Percy seemed to be fighting himself and the girl looked at the manticore which was closing in. The best they could do was die with a good fight, and they surely would.

"Please, Mr. D," Percy muttered. "Help."

Nothing happened. She thought her father had left, that the message had disappeared and they were left to themselves.

The manticore grinned. "Spare the daughter of Zeus. She will join us soon enough. Kill the others."

The men raised their guns, and something strange happened. Her friends felt the blood rush to their heads, and she felt her body grow stronger. Sunlight tinged with purple. And a sour grapes smell flooded their sensesβ€”wine.

Ariadne looked at her hands which glowed. Lunacy transformer back into her ring as purple wove through her fingers.

SNAP!

It was the sound of many minds breaking at the same time. The sound of madness. A dark grin crossed her face as she eyed the guards. Her hands sent off a large purple wave as one guard put his pistol between his teeth like a bone and ran around on all fours.
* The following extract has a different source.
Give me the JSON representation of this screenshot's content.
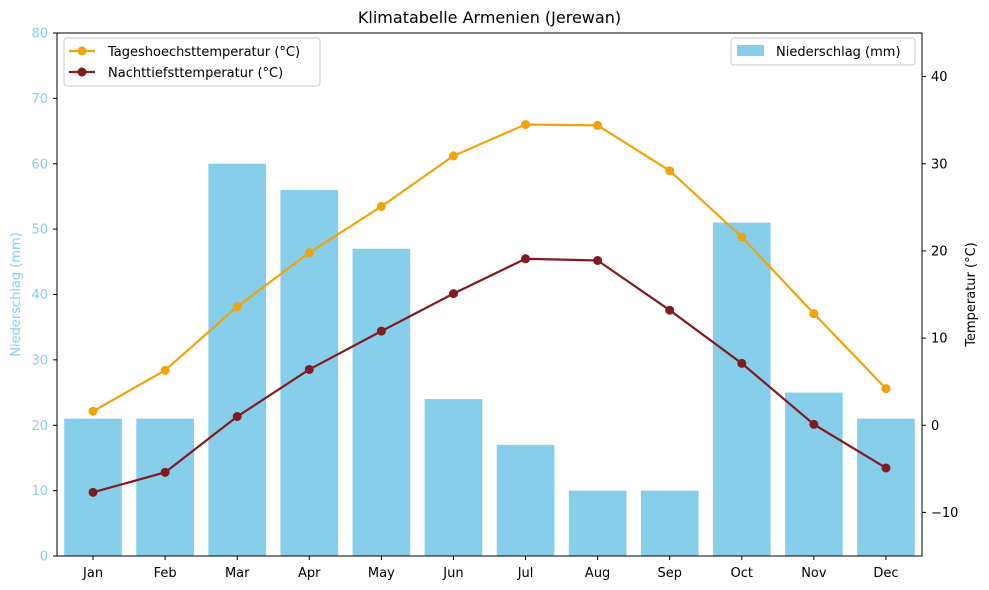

Two others dropped their guns and started waltzing with each other. The four began doing what looked like an Irish clogging dance.

Her friends watched as her hands glowed brighter. Riptide pulsed brightly along with the brunette's eyes, both swords flowing with purple.

"No!" screamed the manticore. "I will deal with you myself!"

His tail bristled, but the planks under his paws erupted into grape vines, which immeasurably began wrapping around the monster's body. Ariadne's grin grew darker as new leaves sprouted from the clusters of green baby grapes that ripened in seconds as the manticore shrieked.

Ariadne has never felt power like this. It caused her body to grow stronger. The manticore was soon engulfed in a hug mass of vines, leaves, and full clusters of purple grapes. Finally the grapes stopped shivering, the manticore was no more, she could feel it.

"Well," her father said, closing his fridge. "That was fun. Nice job." He nodded at his daughter, she sent him a dazed grin, eyeing her own hands.

Percy stared at him, horrified. "How could you... how did youβ€”"

"Such gratitude," he muttered. "The mortals will come out of it. Too much explaining to do if I made their condition permanent. I hate writing reports to Father

He stare resentfully at Thalia. "I hope you learned your lessons, girl. It isn't easy to resist power, is it?"

Thalia blushed as if she were ashamed.

"Mr. D," Grover said in amazement. "You... you saved us."

"Mmm. Don't make me regret it, satyr. Now get going, Percy Jackson. I've bought you a few hours at most."

"The Ophiotaurus," Percy said. "Can you get it to camp?"

Her father sniffed. "I do not transport livestock. That's your problem."

"But where do we go?"

He looked at Zoe. "Oh, I think the huntress knows. You must enter at sunset today, you know, or all is lost. Now good-bye. My pizza is waiting."

"Mr. D," Percy said.

He raised an eyebrow.

"You called me by my right name," Percy said. "You called me Percy Jackson."

"I most certainly did not, Perter Johnson. Now off with you!"

He waved his hand, and his image disappeared., but not before he sent Ariadne a wink.

All around them, the manticore's minions were still acting completely it's. One of them had found the homeless guy which has given Ariadne creepy looks, and they were having a serious conversation about metal angels from Mars. Several other guards were harassing the tourists, making animal noises and trying to steal their shoes.

Ariadne looked at Zoe. "What did he mean... you know where to go?"

Her face was the color of the fog. She pointed across the bay, past the Golden Gate. On the distance, a single mountain rose above the cloud layer.

"The garden of my sisters," she said. "I must go home."

Ariadne was still looking at her hands. She glanced up and noticed how when she put them down, her friends sent one another wary looks. They were afraid.

She gulped before staring at the San Fransisco Bay before them. The girl had felt power from her father, but in the moment, she forgot how truly scary someone with an obsession over power could really be. She was no Luke or Kronos.

But maybe, if she kept wanting the need for power, she could turn into them, and that's what made her hate herself even more.